Wenn dieser Punkt erreicht ist, hat historisch gesehen noch nie eine Regierung das Richtige getan. Sie haben stattdessen genau das Gegenteil getan – sie haben weiter Geld gedruckt. Ein Nebenprodukt dieses Dilemmas ist auf dem obigen Foto zu sehen. Lebensmittel gibt es zwar noch, aber die Einzelhändler haben geschlossen, weil sie die Waren nicht bezahlen können. Die Lieferanten machen dicht, weil sie keine Zahlungen von den Einzelhändlern erhalten. Die Erzeuger drosseln die Produktion, weil der Absatz einbricht.

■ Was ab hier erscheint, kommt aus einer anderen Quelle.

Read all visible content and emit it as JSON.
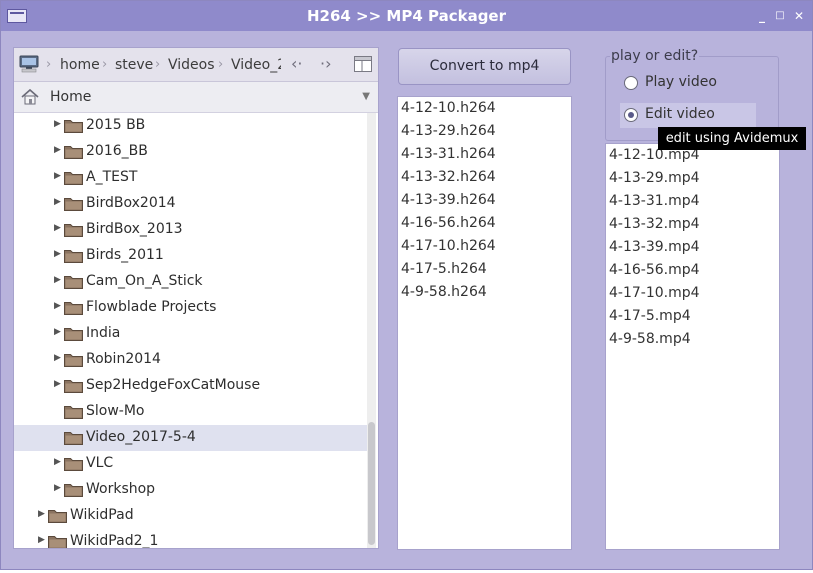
{
  "window": {
    "title": "H264 >> MP4 Packager"
  },
  "chooser": {
    "path": [
      "home",
      "steve",
      "Videos",
      "Video_2"
    ],
    "location": "Home",
    "tree": [
      {
        "name": "2015 BB",
        "depth": 2,
        "expander": true,
        "selected": false
      },
      {
        "name": "2016_BB",
        "depth": 2,
        "expander": true,
        "selected": false
      },
      {
        "name": "A_TEST",
        "depth": 2,
        "expander": true,
        "selected": false
      },
      {
        "name": "BirdBox2014",
        "depth": 2,
        "expander": true,
        "selected": false
      },
      {
        "name": "BirdBox_2013",
        "depth": 2,
        "expander": true,
        "selected": false
      },
      {
        "name": "Birds_2011",
        "depth": 2,
        "expander": true,
        "selected": false
      },
      {
        "name": "Cam_On_A_Stick",
        "depth": 2,
        "expander": true,
        "selected": false
      },
      {
        "name": "Flowblade Projects",
        "depth": 2,
        "expander": true,
        "selected": false
      },
      {
        "name": "India",
        "depth": 2,
        "expander": true,
        "selected": false
      },
      {
        "name": "Robin2014",
        "depth": 2,
        "expander": true,
        "selected": false
      },
      {
        "name": "Sep2HedgeFoxCatMouse",
        "depth": 2,
        "expander": true,
        "selected": false
      },
      {
        "name": "Slow-Mo",
        "depth": 2,
        "expander": false,
        "selected": false
      },
      {
        "name": "Video_2017-5-4",
        "depth": 2,
        "expander": false,
        "selected": true
      },
      {
        "name": "VLC",
        "depth": 2,
        "expander": true,
        "selected": false
      },
      {
        "name": "Workshop",
        "depth": 2,
        "expander": true,
        "selected": false
      },
      {
        "name": "WikidPad",
        "depth": 1,
        "expander": true,
        "selected": false
      },
      {
        "name": "WikidPad2_1",
        "depth": 1,
        "expander": true,
        "selected": false
      }
    ]
  },
  "convert_label": "Convert to mp4",
  "h264_files": [
    "4-12-10.h264",
    "4-13-29.h264",
    "4-13-31.h264",
    "4-13-32.h264",
    "4-13-39.h264",
    "4-16-56.h264",
    "4-17-10.h264",
    "4-17-5.h264",
    "4-9-58.h264"
  ],
  "mode": {
    "title": "play or edit?",
    "play_label": "Play video",
    "edit_label": "Edit video",
    "selected": "edit",
    "tooltip": "edit using Avidemux"
  },
  "mp4_files": [
    "4-12-10.mp4",
    "4-13-29.mp4",
    "4-13-31.mp4",
    "4-13-32.mp4",
    "4-13-39.mp4",
    "4-16-56.mp4",
    "4-17-10.mp4",
    "4-17-5.mp4",
    "4-9-58.mp4"
  ],
  "icons": {
    "folder": "folder-icon",
    "computer": "computer-icon",
    "home": "home-icon"
  },
  "colors": {
    "window_bg": "#b8b3dc",
    "titlebar": "#8f8acb",
    "selection": "#dfe1ef"
  }
}
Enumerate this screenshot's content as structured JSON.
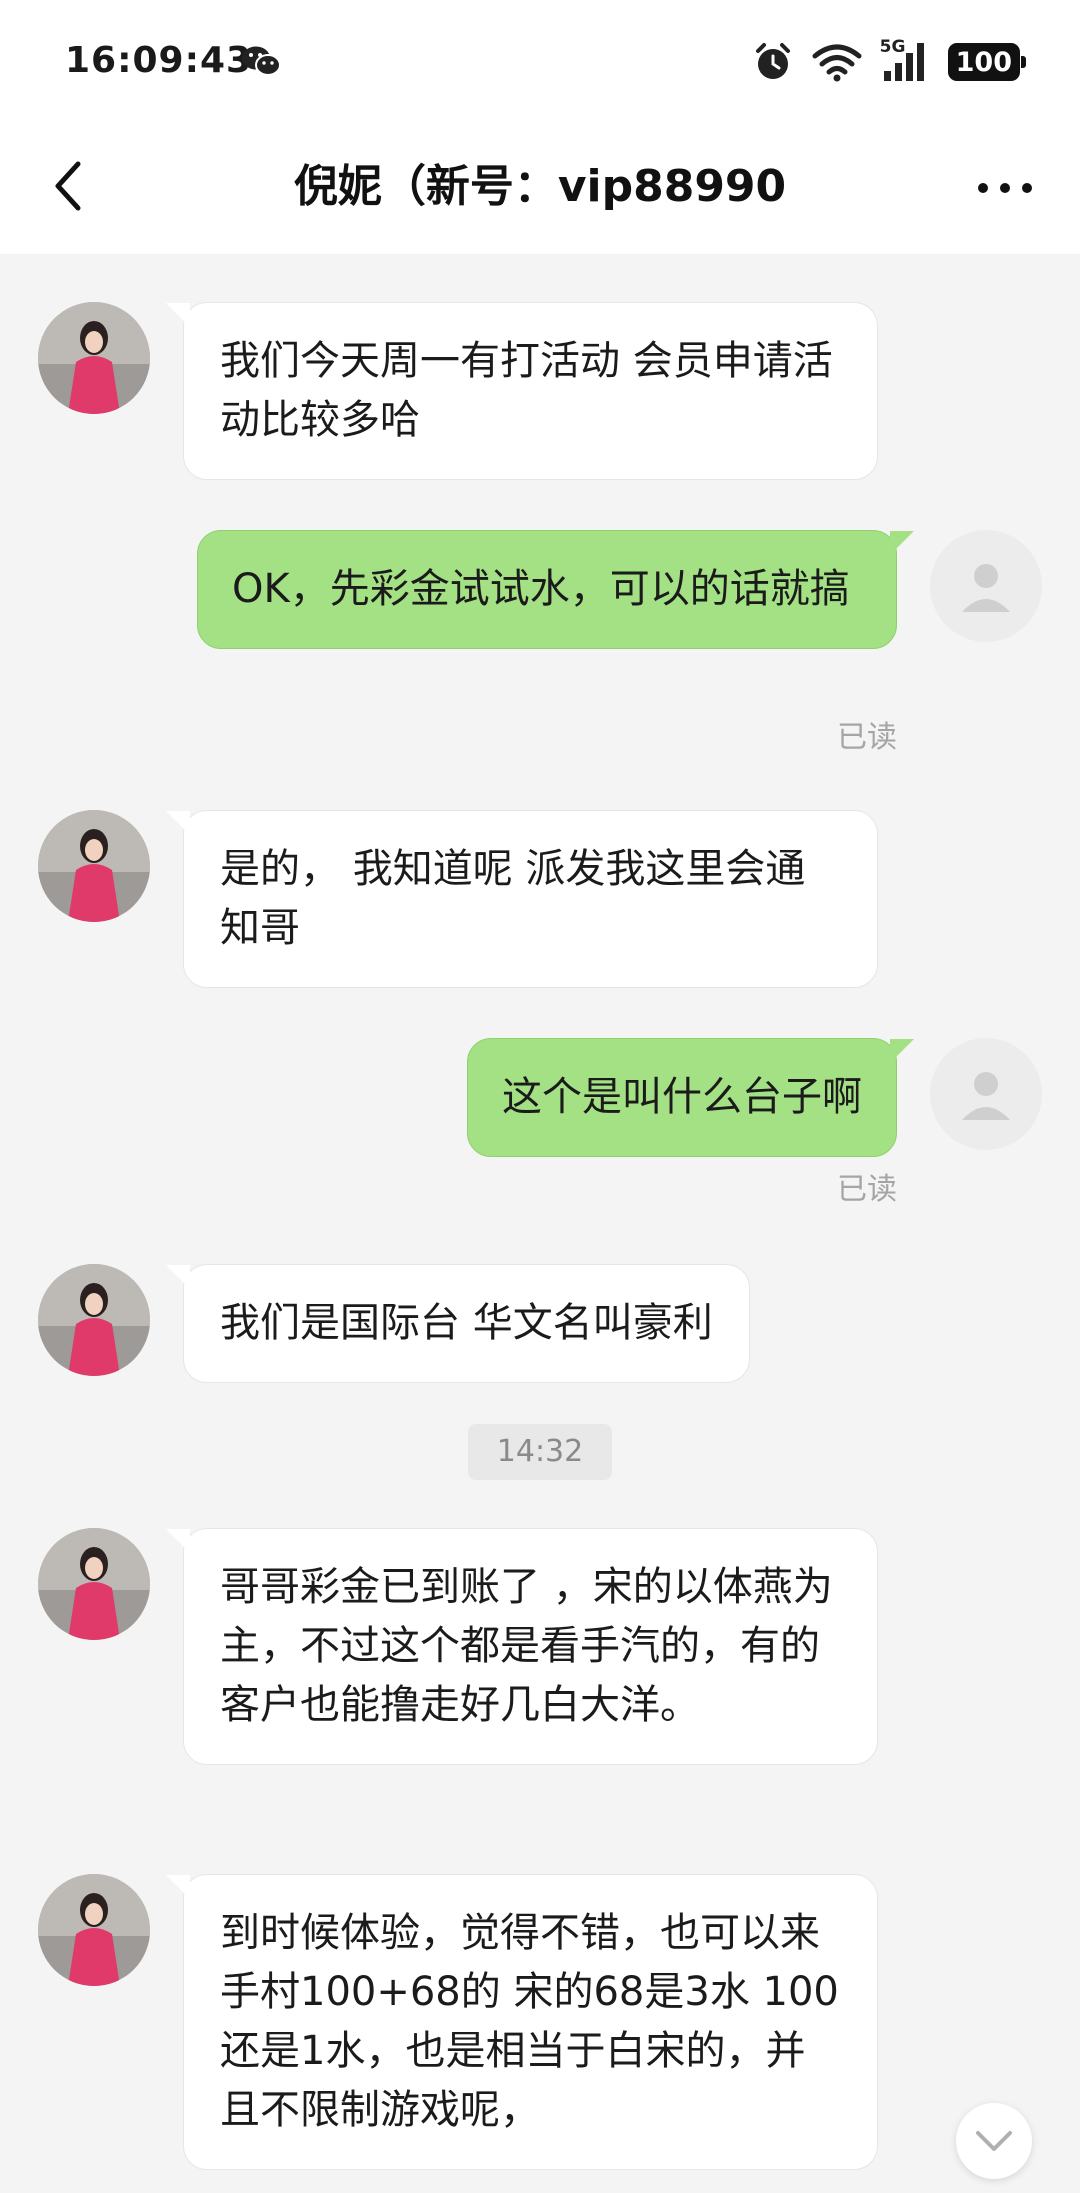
{
  "status_bar": {
    "time": "16:09:43",
    "network": "5G",
    "battery": "100",
    "icons": [
      "wechat-icon",
      "alarm-icon",
      "wifi-icon",
      "signal-icon",
      "battery-icon"
    ]
  },
  "header": {
    "title": "倪妮（新号：vip88990",
    "back_icon": "chevron-left-icon",
    "more_icon": "more-dots-icon"
  },
  "messages": [
    {
      "side": "in",
      "text": "我们今天周一有打活动 会员申请活动比较多哈"
    },
    {
      "side": "out",
      "text": "OK，先彩金试试水，可以的话就搞",
      "status": "已读"
    },
    {
      "side": "in",
      "text": "是的， 我知道呢  派发我这里会通知哥"
    },
    {
      "side": "out",
      "text": "这个是叫什么台子啊",
      "status": "已读"
    },
    {
      "side": "in",
      "text": "我们是国际台 华文名叫豪利"
    },
    {
      "side": "timestamp",
      "text": "14:32"
    },
    {
      "side": "in",
      "text": "哥哥彩金已到账了 ，宋的以体燕为主，不过这个都是看手汽的，有的客户也能撸走好几白大洋。"
    },
    {
      "side": "in",
      "text": "到时候体验，觉得不错，也可以来手村100+68的 宋的68是3水 100还是1水，也是相当于白宋的，并且不限制游戏呢，"
    }
  ],
  "colors": {
    "outgoing_bubble": "#a3e184",
    "incoming_bubble": "#ffffff",
    "chat_background": "#f4f4f4"
  }
}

In allen Ländern, die eine solche Phase durchlaufen haben, hat sich die Regierung schließlich zurückgezogen und der freie Markt hat sich durchgesetzt, so dass die Industrie wieder in Schwung kam und zur Normalität zurückkehrte. Die Frage ist nicht, ob die Zivilisation zu einem Ende kommen wird. (Das wird sie nicht.) Die Frage ist, wie lebensfähig eine Gesellschaft ist, die eine Lebensmittelkrise erlebt, denn selbst die besten Leute geraten in Panik und werden zu einer potenziellen Bedrohung für jeden, der bekanntlich eine Kiste Suppe im Keller hat.

Die Angst vor dem Verhungern unterscheidet sich grundlegend von anderen Ängsten vor Engpässen. Auch gute Menschen geraten in Panik. In solchen Zeiten ist es von Vorteil, in einer ländlichen Umgebung zu leben, möglichst weit weg vom Zentrum der Panik. Außerdem ist es von Vorteil, im Voraus Lebensmittel zu lagern, die notfalls mehrere Monate reichen. Aber auch diese Maßnahmen sind keine Garantie, denn dank moderner Autobahnen und leistungsfähiger Autos ist es heute für jedermann ein Leichtes, schnell dorthin zu gelangen, wo sich die Waren befinden. Ideal ist es, darauf vorbereitet zu sein, die Krise in einem Land auszusitzen, das weniger von einer dramatischen Inflation betroffen sein wird – wo die Wahrscheinlichkeit einer Lebensmittelkrise gering und die Grundsicherheit eher gewährleistet ist.